The issues related to the Stop Online Piracy Act (SOPA) and the Protect Intellectual Property Act (PIPA) are not as simple or black-and-white as many individuals and organizations are portraying them. There is consensus that online piracy is a problem that must be addressed, as well as general agreement that some kind of law is necessary. There are substantive – and important – differences, however, with respect to what the law should include and how it should be enforced. Rather than engendering unproductive hysteria through grand standing, dramatic (but hollow) gestures and rhetoric, leaders in both the private and public sectors would better serve their stakeholders (and themselves) by working together to develop a viable solution.
Cyberspace is full of “stop SOPA” posts today – many from people who probably had no idea what SOPA was yesterday, and probably still have an extremely limited understanding of the proposed legislation and its related issues.
I’ve been following the SOPA (Stop Online Piracy Act) and PIPA (Protect Intellectual Property Act) stories since last fall, and the issues are not as black-and-white as many people are portraying them. More importantly, we must recognize that there are HUGE vested interests on both sides of the issue, and NO ONE’s motivations are pure. People shouldn’t let themselves be manipulated by the drama and rhetoric – or especially the powerful players who have taken strong stands. They should educate themselves and then decide.
Everyone generally agrees digital piracy is a problem. Where things get sticky is that there’s no clear consensus on the best approaches to solving it. I would venture to say that both proponents and opponents of SOPA and PIPA agree that some version of these laws is necessary. Can they be improved? Yes. Should they be stopped? I don’t think so. Leaders – both in government and in business – have to try to look past their vested interests to determine a viable solution.
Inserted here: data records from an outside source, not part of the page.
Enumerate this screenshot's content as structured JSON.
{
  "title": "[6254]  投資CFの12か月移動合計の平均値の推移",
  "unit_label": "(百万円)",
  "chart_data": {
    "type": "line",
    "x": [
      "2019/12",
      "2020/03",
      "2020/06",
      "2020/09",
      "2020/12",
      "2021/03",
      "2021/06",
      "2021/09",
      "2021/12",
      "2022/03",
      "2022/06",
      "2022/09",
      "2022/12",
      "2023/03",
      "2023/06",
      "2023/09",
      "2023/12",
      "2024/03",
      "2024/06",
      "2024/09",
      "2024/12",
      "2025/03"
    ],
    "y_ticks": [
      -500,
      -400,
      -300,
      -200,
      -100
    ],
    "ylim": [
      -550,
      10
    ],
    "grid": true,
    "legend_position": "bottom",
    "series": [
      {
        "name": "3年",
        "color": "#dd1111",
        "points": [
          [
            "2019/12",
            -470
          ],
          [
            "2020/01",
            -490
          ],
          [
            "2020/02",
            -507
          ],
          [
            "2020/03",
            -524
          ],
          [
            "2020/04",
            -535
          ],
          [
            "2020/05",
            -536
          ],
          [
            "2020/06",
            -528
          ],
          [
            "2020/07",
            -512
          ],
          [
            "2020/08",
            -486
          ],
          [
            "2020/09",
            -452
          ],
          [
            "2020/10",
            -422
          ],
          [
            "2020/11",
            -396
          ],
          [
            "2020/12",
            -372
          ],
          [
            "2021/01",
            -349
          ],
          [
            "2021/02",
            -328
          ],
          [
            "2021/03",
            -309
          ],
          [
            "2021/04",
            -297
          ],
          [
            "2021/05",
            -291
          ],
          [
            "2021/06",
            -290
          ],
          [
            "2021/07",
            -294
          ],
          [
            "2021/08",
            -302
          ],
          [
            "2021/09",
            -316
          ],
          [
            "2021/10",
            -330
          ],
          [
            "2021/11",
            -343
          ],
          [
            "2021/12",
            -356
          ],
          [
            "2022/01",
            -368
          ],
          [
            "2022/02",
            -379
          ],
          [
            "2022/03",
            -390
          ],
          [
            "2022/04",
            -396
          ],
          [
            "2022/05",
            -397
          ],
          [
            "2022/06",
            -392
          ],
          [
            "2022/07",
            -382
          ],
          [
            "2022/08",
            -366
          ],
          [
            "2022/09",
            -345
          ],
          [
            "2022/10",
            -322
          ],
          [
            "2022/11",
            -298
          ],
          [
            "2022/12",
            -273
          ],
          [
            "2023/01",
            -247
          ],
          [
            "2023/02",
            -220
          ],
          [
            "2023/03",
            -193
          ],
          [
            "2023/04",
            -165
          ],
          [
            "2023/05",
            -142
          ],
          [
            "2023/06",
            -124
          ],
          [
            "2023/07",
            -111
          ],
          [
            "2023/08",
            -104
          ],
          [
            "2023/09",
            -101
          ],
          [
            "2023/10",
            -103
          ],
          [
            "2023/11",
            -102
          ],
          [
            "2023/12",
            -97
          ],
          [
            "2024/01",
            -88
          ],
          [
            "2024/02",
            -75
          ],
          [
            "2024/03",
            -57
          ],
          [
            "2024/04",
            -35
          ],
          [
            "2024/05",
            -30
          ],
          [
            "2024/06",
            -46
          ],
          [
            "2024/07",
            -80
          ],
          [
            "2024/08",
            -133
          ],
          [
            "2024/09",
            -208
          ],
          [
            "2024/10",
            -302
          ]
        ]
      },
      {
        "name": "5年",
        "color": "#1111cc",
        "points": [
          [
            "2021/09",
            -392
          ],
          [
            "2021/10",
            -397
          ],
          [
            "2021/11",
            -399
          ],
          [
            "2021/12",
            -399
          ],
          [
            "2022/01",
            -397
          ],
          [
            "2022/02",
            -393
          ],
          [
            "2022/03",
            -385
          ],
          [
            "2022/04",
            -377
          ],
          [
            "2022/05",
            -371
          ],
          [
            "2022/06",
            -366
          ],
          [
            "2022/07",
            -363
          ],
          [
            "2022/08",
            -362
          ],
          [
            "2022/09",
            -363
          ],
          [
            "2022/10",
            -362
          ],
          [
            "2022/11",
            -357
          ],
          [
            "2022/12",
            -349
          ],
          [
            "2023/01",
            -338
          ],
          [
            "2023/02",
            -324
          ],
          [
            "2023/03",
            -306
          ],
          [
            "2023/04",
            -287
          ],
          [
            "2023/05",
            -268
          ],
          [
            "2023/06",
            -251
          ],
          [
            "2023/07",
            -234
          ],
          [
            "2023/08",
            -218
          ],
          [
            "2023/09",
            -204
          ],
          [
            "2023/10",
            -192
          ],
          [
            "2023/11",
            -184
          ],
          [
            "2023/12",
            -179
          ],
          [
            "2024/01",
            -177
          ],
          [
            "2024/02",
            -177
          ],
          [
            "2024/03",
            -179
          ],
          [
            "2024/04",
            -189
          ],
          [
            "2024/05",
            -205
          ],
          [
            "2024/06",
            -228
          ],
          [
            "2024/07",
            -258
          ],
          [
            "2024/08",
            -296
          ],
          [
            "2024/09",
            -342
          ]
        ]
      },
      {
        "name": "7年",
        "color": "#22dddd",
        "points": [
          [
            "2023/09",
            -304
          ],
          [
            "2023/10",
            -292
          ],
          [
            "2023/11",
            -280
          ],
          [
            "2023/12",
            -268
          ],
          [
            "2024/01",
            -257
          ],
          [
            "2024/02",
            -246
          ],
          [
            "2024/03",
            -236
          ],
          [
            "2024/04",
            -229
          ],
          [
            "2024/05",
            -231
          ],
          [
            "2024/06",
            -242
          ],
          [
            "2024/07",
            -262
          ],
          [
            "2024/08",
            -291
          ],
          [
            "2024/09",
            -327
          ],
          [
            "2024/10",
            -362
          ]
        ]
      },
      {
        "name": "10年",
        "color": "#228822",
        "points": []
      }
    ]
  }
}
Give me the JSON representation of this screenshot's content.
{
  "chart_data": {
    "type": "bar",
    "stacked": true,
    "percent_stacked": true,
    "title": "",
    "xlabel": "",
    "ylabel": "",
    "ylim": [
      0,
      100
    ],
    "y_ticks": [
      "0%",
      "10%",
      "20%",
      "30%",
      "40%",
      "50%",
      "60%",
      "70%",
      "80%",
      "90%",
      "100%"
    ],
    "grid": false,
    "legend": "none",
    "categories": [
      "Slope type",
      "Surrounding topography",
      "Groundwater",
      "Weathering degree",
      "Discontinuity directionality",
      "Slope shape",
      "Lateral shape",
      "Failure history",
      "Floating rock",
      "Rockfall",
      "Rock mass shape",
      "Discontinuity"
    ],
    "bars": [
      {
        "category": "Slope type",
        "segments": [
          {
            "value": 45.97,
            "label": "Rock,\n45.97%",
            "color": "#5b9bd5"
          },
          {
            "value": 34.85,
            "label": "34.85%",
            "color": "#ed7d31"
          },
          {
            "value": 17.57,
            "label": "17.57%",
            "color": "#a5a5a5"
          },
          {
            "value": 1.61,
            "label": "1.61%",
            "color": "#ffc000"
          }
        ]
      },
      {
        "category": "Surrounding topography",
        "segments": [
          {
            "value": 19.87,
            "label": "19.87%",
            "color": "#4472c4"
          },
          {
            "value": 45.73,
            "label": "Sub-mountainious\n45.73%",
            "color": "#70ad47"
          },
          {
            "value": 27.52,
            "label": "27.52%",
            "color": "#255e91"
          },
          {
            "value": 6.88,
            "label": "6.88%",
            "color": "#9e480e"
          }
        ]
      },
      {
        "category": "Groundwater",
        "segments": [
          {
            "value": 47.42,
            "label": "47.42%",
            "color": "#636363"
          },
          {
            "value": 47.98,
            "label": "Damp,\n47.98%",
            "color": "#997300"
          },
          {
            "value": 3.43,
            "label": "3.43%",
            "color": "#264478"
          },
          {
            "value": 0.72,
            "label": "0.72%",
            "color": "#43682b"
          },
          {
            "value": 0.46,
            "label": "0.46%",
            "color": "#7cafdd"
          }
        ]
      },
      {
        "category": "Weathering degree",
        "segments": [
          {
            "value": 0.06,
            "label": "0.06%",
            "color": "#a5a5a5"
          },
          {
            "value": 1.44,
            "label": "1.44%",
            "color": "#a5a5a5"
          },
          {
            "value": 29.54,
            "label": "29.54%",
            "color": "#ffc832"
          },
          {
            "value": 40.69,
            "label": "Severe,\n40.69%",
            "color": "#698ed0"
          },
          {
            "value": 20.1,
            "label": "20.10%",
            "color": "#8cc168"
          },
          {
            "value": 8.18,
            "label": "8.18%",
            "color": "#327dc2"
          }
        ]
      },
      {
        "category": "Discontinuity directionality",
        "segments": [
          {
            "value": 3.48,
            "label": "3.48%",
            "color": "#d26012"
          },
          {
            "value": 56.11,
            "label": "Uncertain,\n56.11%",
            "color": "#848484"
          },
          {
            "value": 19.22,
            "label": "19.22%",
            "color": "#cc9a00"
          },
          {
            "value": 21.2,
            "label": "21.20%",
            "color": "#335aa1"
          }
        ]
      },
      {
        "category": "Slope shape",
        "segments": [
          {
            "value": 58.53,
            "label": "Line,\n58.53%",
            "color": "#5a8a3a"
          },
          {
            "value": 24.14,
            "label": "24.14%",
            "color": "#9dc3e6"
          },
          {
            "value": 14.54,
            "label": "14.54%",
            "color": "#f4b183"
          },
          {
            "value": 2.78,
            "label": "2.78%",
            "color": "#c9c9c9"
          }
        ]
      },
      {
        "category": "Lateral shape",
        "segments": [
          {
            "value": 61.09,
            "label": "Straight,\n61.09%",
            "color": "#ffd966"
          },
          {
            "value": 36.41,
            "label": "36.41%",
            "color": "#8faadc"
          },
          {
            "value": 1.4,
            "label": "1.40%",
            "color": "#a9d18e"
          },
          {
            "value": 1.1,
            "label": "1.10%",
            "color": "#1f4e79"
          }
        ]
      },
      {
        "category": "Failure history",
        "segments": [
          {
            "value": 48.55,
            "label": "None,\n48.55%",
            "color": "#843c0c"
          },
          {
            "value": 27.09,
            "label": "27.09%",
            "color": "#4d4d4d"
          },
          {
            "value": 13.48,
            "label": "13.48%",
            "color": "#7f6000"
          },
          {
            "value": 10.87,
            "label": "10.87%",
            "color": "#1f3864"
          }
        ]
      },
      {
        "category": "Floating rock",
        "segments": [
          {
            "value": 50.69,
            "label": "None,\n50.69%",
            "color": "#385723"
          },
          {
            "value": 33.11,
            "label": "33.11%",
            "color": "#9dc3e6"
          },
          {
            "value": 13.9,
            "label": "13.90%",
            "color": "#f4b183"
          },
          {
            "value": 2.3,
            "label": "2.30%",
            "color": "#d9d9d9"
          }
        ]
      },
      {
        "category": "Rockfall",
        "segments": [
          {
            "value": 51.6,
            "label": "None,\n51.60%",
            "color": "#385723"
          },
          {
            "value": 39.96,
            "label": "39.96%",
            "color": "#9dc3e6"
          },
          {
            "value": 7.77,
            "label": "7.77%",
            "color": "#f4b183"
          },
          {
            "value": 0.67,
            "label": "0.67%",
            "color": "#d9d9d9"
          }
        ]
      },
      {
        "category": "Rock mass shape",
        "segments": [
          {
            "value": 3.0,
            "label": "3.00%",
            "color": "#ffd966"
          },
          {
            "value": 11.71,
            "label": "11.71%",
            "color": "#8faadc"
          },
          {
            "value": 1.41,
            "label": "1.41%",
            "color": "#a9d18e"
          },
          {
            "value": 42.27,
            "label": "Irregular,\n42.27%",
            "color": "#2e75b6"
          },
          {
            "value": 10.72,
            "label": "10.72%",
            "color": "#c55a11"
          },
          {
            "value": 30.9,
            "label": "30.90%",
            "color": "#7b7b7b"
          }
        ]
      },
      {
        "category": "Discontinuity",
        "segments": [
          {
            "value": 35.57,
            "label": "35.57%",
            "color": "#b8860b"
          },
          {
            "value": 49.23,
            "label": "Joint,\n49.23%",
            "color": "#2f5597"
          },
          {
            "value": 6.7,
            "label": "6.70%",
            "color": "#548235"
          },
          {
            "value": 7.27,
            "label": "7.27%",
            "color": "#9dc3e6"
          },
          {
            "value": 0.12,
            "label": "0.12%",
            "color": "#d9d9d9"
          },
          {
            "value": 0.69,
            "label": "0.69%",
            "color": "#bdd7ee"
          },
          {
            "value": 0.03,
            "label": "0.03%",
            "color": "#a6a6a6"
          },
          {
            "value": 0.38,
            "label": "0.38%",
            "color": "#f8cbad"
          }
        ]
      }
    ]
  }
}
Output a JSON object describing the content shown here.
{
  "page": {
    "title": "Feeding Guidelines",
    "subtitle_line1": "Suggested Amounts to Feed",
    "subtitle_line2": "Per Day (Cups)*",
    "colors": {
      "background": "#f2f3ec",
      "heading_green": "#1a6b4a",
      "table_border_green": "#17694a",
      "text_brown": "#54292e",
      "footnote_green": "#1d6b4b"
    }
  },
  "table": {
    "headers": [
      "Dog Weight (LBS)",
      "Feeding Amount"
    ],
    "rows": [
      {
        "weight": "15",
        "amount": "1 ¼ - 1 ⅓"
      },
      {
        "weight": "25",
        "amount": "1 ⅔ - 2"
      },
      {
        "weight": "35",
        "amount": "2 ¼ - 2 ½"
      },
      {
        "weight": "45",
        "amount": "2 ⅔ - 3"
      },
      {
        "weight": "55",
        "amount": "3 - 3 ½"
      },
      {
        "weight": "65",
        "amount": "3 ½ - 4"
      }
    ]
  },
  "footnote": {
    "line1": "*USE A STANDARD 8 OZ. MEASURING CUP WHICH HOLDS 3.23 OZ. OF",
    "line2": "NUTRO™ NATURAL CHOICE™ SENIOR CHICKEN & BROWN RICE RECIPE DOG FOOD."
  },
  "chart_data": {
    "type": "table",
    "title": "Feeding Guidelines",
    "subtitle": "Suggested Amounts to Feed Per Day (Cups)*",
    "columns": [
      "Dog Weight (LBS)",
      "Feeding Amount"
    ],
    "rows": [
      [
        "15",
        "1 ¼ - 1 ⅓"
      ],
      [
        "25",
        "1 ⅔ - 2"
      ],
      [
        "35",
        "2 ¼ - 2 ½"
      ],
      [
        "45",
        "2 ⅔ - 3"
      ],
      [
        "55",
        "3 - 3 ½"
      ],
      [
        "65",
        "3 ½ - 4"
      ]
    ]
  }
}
The legislation can – and should – be fixed now. Neither the House (SOPA) nor Senate (PIPA) versions of the proposed law are anywhere close to a done deal, so I don’t see what everyone is so up in arms about. And all the political grand standing – especially by technology organizations – seems unnecessarily hysterical and counteproductive. If there’s consensus that we need to do something about piracy (and there is), and the dispute is over *how,* then that’s where energy and attention should be focused. In other words, rather than trying to STOP SOPA, we should focus our energies on trying to FIX it.
Many of us claim to be tired of all the negativity in politics and the lack of leadership in both the private and public sectors. Yet countless folks have drunk the “they’re trying to break the internet” Kool-Aid and blindly jumped on the “Stop SOPA” bandwagon. In this area as in others, shouldn’t we stop emphasizing what we’re against and focus on what we’re for? Shouldn’t we move from problems to solutions, and focus on collaborating rather than fighting?
– Courtney Shelton Hunt, PhD
PS – I have been working on a Digital Era Food for Thought (DEFFT) post about SOPA (and PIPA) since last November, but because news breaks almost constantly, I haven’t been able to finalize it! I’ll polish up the current draft for folks who want to better understand the issues, players, and ongoing developments and will update the post as events and circumstances continue to unfold.